Making Sense of the Atmospheric Science Gender Gap: Do Female and Male Graduate Students Have Different Career Motives, Goals, and Challenges?

There is a persisting gap in the participation of women in atmospheric science (ATS), particularly at the higher levels of ATS education and occupations. This gap raises questions about ATS women’s career motives, plans, and challenges relative to men’s. To explore these questions, in-depth interviews were conducted with 10 female and male ATS graduate students. Both women and men described their ATS choice as the result of random events—though both also mentioned memories of childhood severe weather experiences, as well as interest and confidence in math and science, as critical milestones in their path to ATS. Both women and men also commented on the impact of hands-on, ATS-related research, including field experiences as well as the positive influence of models and mentors on their ATS educational choice and persistence. However, for women, experiences with mentors included instances of neglectful and undermining behavior.
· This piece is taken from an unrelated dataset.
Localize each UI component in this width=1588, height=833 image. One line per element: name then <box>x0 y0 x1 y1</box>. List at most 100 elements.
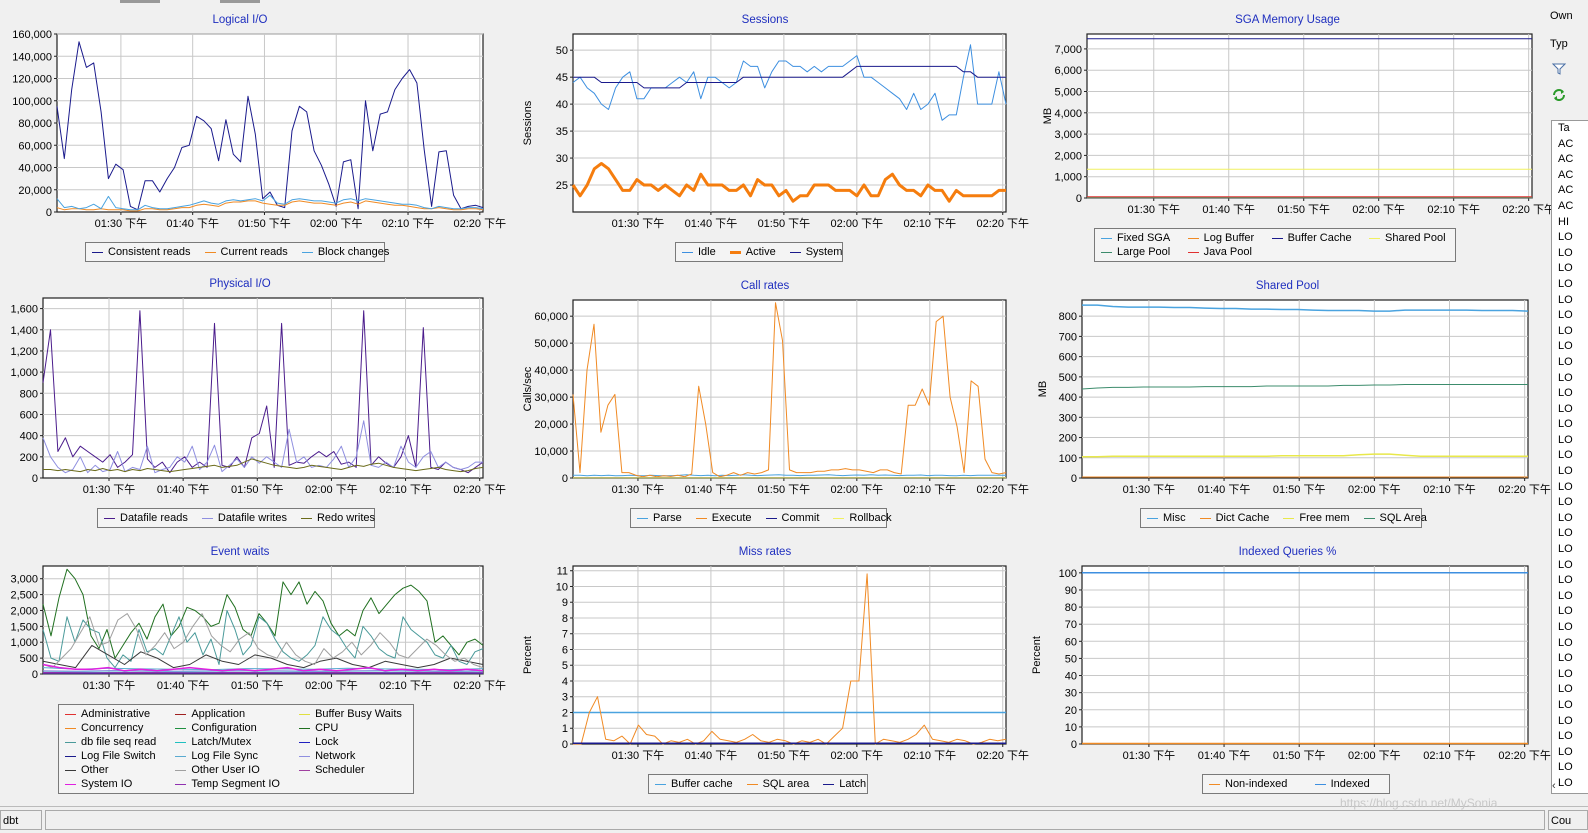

Women and men also differed with regard to career goals, with women emphasizing service and social impact, and men emphasizing employability. Finally, women and men anticipated different career obstacles, with women focusing on family, and men focusing on financial responsibilities. The findings of this study suggest that ATS women and men may have similar early motives for ATS career choice but different experiences once they enter ATS. ATS women and men may also differ in terms of career goals and perceived obstacles. Many themes surrounding ATS women’s experiences in this study are similar to themes that have emerged in studies of women in other science, technology, engineering, and mathematics (STEM) disciplines. At the same time, this study also generated information and questions specific to the ATS experience, affirming the importance of examining STEM women’s issues by discipline.